Never, ever, ever use an anti-static wrist strap while working on an old-fashioned CRT monitor, even if it is unplugged. CRT monitors operate on very high voltages -- sometimes as high as 40,000 volts -- and their capacitors can hold these voltages for a very long time even when the monitors are unplugged. I should add that this also goes for old-fashioned CRT televisions.

To put things very simply: If you happen to touch a CRT monitor's charged flyback transformer or its anode while you are grounded to the monitor's chassis by a wrist strap, even if the monitor is unplugged, you probably will die. No joke. I'm very serious about this. So don't do it.

Even if you're not grounded to the monitor or television's chassis, touching the flyback transformer or the anode can knock you on your butt. They really do pack a wallop. It's not something you want to learn for yourself. Trust me on that. (Don't ask me how I know.)

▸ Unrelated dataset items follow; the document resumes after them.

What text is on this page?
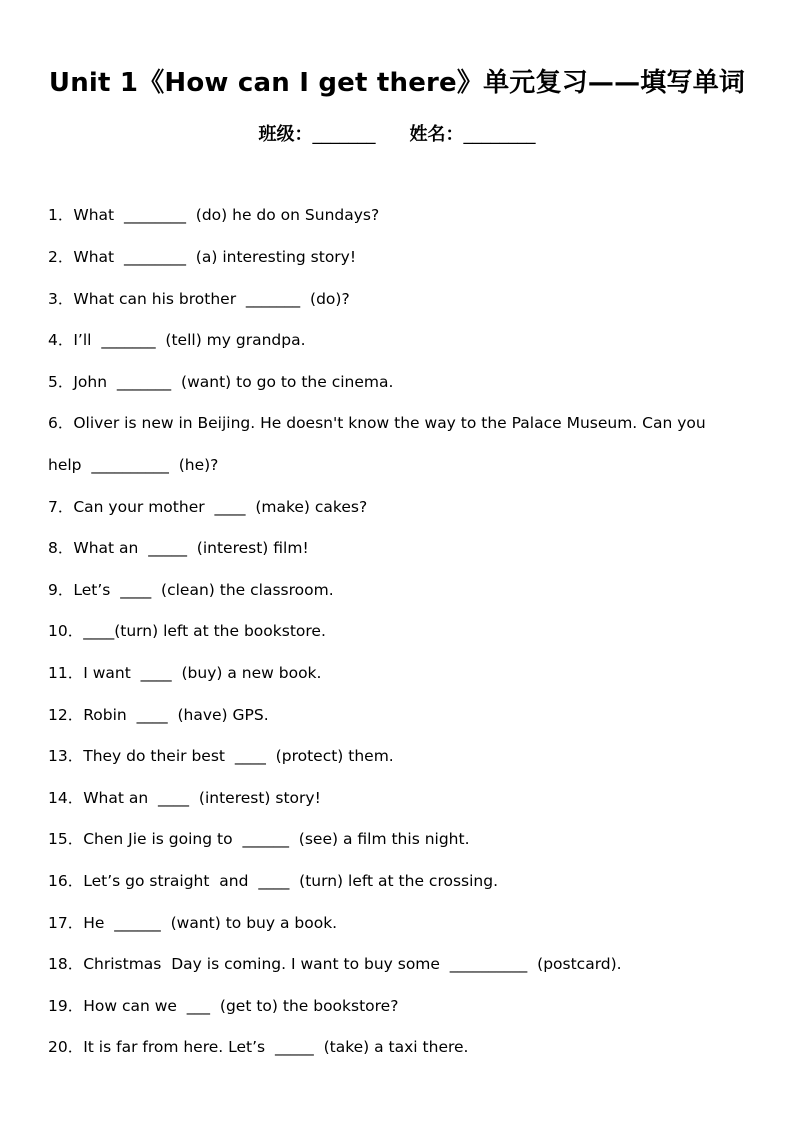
Unit 1《How can I get there》单元复习——填写单词
班级：_______ 姓名：________
1．What  ________  (do) he do on Sundays?
2．What  ________  (a) interesting story!
3．What can his brother  _______  (do)?
4．I’ll  _______  (tell) my grandpa.
5．John  _______  (want) to go to the cinema.
6．Oliver is new in Beijing. He doesn't know the way to the Palace Museum. Can you
help  __________  (he)?
7．Can your mother  ____  (make) cakes?
8．What an  _____  (interest) film!
9．Let’s  ____  (clean) the classroom.
10．____(turn) left at the bookstore.
11．I want  ____  (buy) a new book.
12．Robin  ____  (have) GPS.
13．They do their best  ____  (protect) them.
14．What an  ____  (interest) story!
15．Chen Jie is going to  ______  (see) a film this night.
16．Let’s go straight  and  ____  (turn) left at the crossing.
17．He  ______  (want) to buy a book.
18．Christmas  Day is coming. I want to buy some  __________  (postcard).
19．How can we  ___  (get to) the bookstore?
20．It is far from here. Let’s  _____  (take) a taxi there.
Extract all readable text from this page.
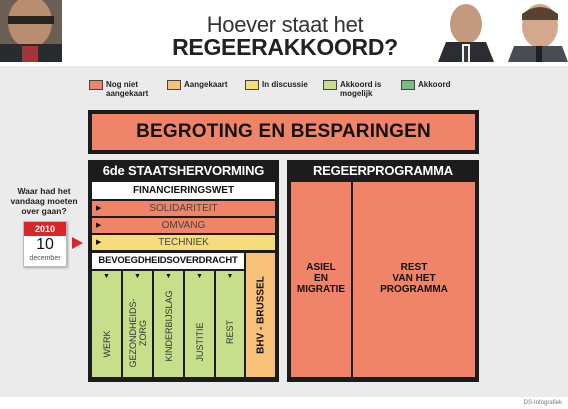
Hoever staat het
REGEERAKKOORD?
Nog niet aangekaart
Aangekaart	In discussie	Akkoord is mogelijk
Akkoord
BEGROTING EN BESPARINGEN
6de STAATSHERVORMING
FINANCIERINGSWET
▶	SOLIDARITEIT
▶	OMVANG
▶	TECHNIEK
BEVOEGDHEIDSOVERDRACHT
▼
WERK
▼
GEZONDHEIDS-
ZORG
▼
KINDERBIJSLAG
▼
JUSTITIE
▼
REST BHV - BRUSSEL
REGEERPROGRAMMA
ASIEL
EN
MIGRATIE
REST
VAN HET
PROGRAMMA
Waar had het vandaag moeten over gaan?
2010
10
december
DS-Infografiek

Even when CRT monitors were the norm, professional computer technicians rarely worked on them; and you shouldn't, either. They sent them to TV repair shops.

An LED or LCD monitor doesn't require nearly as much voltage, and you should wear an anti-static strap when working on them (while they're unplugged from the power, of course). But unless you're an advanced sort of geek, you should probably leave monitor repairs in general to a professional. Although they tend to be easy to actually fix, the diagnosis of LED or LCD monitor problems can be tricky. Most times the problem is either a failed inverter or a failed back-light bulb; but there can also be other causes, including software problems. Diagnosis, therefore, can be very tricky, even if the actual repair is easy.